ANSWER: That’s what I felt, yes.

The second exchange occurred between Anderson’s attorney and Anderson herself:

QUESTION: During the time you were going to the little D.O., Dr.—

ANSWER: Clark.

QUESTION: —Clark, you still were not tying it in to the stabbing, your injury?

ANSWER: After he told me it was stress related, yes I tied it in.

Hood County also points to the depositions of Dr. Clark and Dr. O’Malley as proof that Anderson linked her symptoms to the murder well before her diagnosis. In his deposition, Dr. Clark acknowledges that: (1) Anderson told him of some of her symptoms and stated that they might be work related; (2) he diagnosed her as having work-related stress reaction symptoms; and (3) he urged her to seek counseling for her symptoms. Dr. O’Malley, in his deposition, states that during his first encounter with Anderson she:

described to me some very serious dysfunction in her life in terms of not being able to sleep, having troublesome dreams, feeling a great deal of lack of safety at her workplace. She described the beginning of this pattern as occurring two years prior when she was witness to a murder that occurred at her workplace.

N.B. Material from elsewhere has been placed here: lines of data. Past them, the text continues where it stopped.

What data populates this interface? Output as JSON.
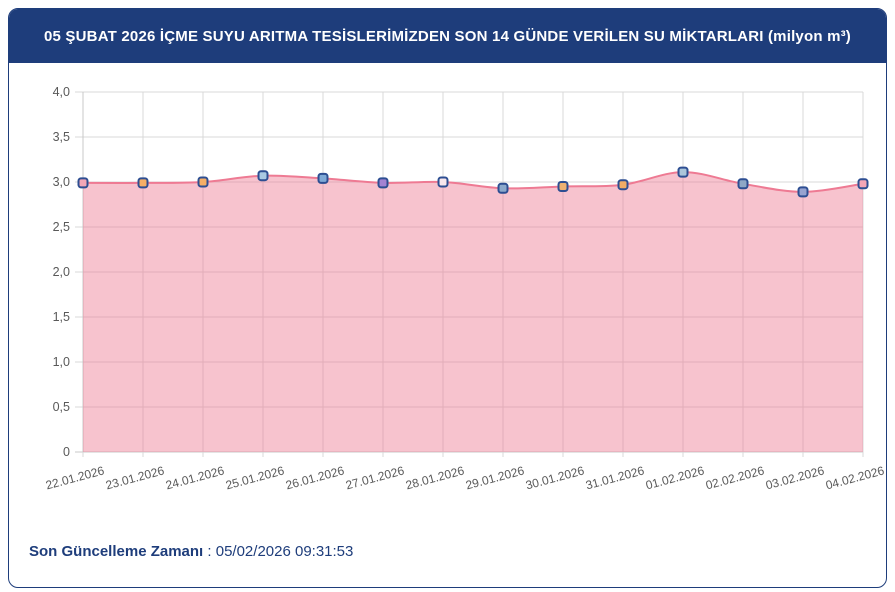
{
  "header": {
    "title": "05 ŞUBAT 2026 İÇME SUYU ARITMA TESİSLERİMİZDEN SON 14 GÜNDE VERİLEN SU MİKTARLARI (milyon m³)"
  },
  "footer": {
    "label": "Son Güncelleme Zamanı",
    "separator": " : ",
    "value": "05/02/2026 09:31:53"
  },
  "colors": {
    "header_bg": "#1e3d7b",
    "header_text": "#ffffff",
    "card_border": "#1e3d7b",
    "line": "#ee7a93",
    "area_fill_opacity": "0.45",
    "grid": "#d9d9d9",
    "axis_line": "#c9c9c9",
    "axis_text": "#595959",
    "marker_border": "#2d4e92",
    "footer_text": "#1e3d7b"
  },
  "chart_data": {
    "type": "area",
    "title": "",
    "xlabel": "",
    "ylabel": "",
    "legend": "none",
    "grid": true,
    "x_label_rotation": -15,
    "categories": [
      "22.01.2026",
      "23.01.2026",
      "24.01.2026",
      "25.01.2026",
      "26.01.2026",
      "27.01.2026",
      "28.01.2026",
      "29.01.2026",
      "30.01.2026",
      "31.01.2026",
      "01.02.2026",
      "02.02.2026",
      "03.02.2026",
      "04.02.2026"
    ],
    "values": [
      2.99,
      2.99,
      3.0,
      3.07,
      3.04,
      2.99,
      3.0,
      2.93,
      2.95,
      2.97,
      3.11,
      2.98,
      2.89,
      2.98
    ],
    "point_colors": [
      "#f2a6b6",
      "#f5ae66",
      "#f5ae66",
      "#a9c9e2",
      "#7fa9d6",
      "#a383d2",
      "#f7e6ec",
      "#8ca9cb",
      "#edb172",
      "#f0ac66",
      "#abc5da",
      "#8ea7c6",
      "#97a3d0",
      "#f4a6b6"
    ],
    "ylim": [
      0,
      4
    ],
    "ytick_labels": [
      "0",
      "0,5",
      "1,0",
      "1,5",
      "2,0",
      "2,5",
      "3,0",
      "3,5",
      "4,0"
    ]
  }
}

After reviewing the record, we find that Hood County proved that Anderson lacked good cause for failing to timely file her notice of injury. We admit this is a unique case. Anderson claims she sustained a psychological injury attributable to a distinct event that did not reveal itself until years later when it was diagnosed. Yet, Anderson bases her good cause argument on case law interpreting good cause in occupational diseases cases where no measurable triggering event is present and the ailment is the product of a slow and gradual development of symptoms. See Butler, 871 S.W.2d at 954.

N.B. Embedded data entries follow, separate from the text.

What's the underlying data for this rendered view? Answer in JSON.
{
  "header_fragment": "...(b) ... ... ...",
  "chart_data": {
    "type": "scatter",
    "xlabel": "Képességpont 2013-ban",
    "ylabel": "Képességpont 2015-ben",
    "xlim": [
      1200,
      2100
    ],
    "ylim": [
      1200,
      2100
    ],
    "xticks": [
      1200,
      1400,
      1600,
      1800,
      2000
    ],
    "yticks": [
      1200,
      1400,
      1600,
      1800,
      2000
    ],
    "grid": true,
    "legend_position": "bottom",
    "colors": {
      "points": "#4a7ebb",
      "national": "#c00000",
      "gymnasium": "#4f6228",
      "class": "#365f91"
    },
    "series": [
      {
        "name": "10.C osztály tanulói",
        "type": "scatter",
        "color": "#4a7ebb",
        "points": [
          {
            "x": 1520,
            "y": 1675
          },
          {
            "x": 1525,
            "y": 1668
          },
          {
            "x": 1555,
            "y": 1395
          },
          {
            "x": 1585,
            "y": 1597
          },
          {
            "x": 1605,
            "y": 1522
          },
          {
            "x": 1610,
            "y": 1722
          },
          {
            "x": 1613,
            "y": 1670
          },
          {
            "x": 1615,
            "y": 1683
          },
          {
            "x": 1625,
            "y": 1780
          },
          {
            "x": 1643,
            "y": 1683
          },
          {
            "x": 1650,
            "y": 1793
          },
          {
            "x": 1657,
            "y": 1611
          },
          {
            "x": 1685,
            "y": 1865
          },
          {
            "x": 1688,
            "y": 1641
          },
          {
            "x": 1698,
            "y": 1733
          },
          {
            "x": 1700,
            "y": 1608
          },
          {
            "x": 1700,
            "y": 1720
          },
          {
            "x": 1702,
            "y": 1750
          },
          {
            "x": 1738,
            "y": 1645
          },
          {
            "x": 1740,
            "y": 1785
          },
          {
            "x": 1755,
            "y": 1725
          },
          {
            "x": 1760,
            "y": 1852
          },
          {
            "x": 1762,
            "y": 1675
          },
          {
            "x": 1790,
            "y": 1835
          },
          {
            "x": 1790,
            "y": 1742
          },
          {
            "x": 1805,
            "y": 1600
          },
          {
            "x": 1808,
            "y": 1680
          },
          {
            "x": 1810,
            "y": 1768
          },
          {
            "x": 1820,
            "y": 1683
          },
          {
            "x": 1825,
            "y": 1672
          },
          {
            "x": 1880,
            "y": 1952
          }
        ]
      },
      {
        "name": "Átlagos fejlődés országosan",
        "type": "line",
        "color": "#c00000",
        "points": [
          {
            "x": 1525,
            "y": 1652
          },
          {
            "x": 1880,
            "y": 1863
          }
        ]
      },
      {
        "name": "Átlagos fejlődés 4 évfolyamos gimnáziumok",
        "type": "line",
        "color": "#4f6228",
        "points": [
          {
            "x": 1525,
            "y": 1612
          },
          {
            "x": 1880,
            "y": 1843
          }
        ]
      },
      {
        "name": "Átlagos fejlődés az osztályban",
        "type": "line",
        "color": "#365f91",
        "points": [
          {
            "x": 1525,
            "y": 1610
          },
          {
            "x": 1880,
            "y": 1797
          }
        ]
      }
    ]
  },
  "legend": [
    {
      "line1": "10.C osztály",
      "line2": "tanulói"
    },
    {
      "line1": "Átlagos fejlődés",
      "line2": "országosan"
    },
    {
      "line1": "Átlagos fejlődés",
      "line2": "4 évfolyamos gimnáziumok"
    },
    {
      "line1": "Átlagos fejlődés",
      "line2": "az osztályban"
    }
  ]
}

*452 Here, Anderson had a triggering event and acknowledged it’s effect on her. Although there are similarities between PTSD and an occupational disease in the sense that both could lead to a lack of knowledge about what is happening to the individual, we find the Butler court’s distinction highly persuasive in light of the uncontroverted evidence that Anderson linked her injuries to her work environment and the murder in particular before ever being diagnosed.

Therefore, we find that Hood County met its burden, for summary judgment purposes, by establishing that no genuine issue of material fact existed as to whether Anderson had good cause for failing to file her notice of injury. Any good cause that Anderson may have had ceased at the earliest in May 1993 and at the latest in August 1993 when she realized the source of her troubles. Because Anderson did not file her notice of injury within thirty days of August 1993, her suit is barred by section 409.001 and we need not reach appellant’s second point of error addressing the issue of whether Anderson timely filed her notice of claim.

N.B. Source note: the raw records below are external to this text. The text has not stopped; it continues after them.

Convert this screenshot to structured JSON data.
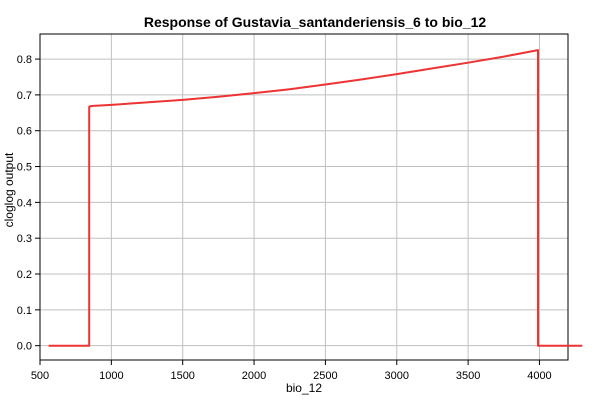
{
  "chart_data": {
    "type": "line",
    "title": "Response of Gustavia_santanderiensis_6 to bio_12",
    "xlabel": "bio_12",
    "ylabel": "cloglog output",
    "xlim": [
      500,
      4200
    ],
    "ylim": [
      -0.04,
      0.87
    ],
    "xticks": [
      500,
      1000,
      1500,
      2000,
      2500,
      3000,
      3500,
      4000
    ],
    "yticks": [
      0.0,
      0.1,
      0.2,
      0.3,
      0.4,
      0.5,
      0.6,
      0.7,
      0.8
    ],
    "grid": true,
    "line_color": "#ee3333",
    "series": [
      {
        "x": [
          560,
          845,
          845,
          860,
          1000,
          1250,
          1500,
          1750,
          2000,
          2250,
          2500,
          2750,
          3000,
          3250,
          3500,
          3750,
          3990,
          3990,
          4300
        ],
        "y": [
          0.0,
          0.0,
          0.667,
          0.669,
          0.672,
          0.679,
          0.686,
          0.695,
          0.705,
          0.716,
          0.729,
          0.743,
          0.758,
          0.774,
          0.79,
          0.807,
          0.825,
          0.0,
          0.0
        ]
      }
    ]
  }
}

We affirm the trial court’s decision to grant summary judgment in favor of Hood County on grounds that Anderson failed to timely file her notice of injury.



Hood County argues we should use its substantial evidence standard of review in the case at hand. Although a substantial evidence standard is appropriate in a workers’ compensation case in district court, we review appeals of the district court rulings under summary judgment standards.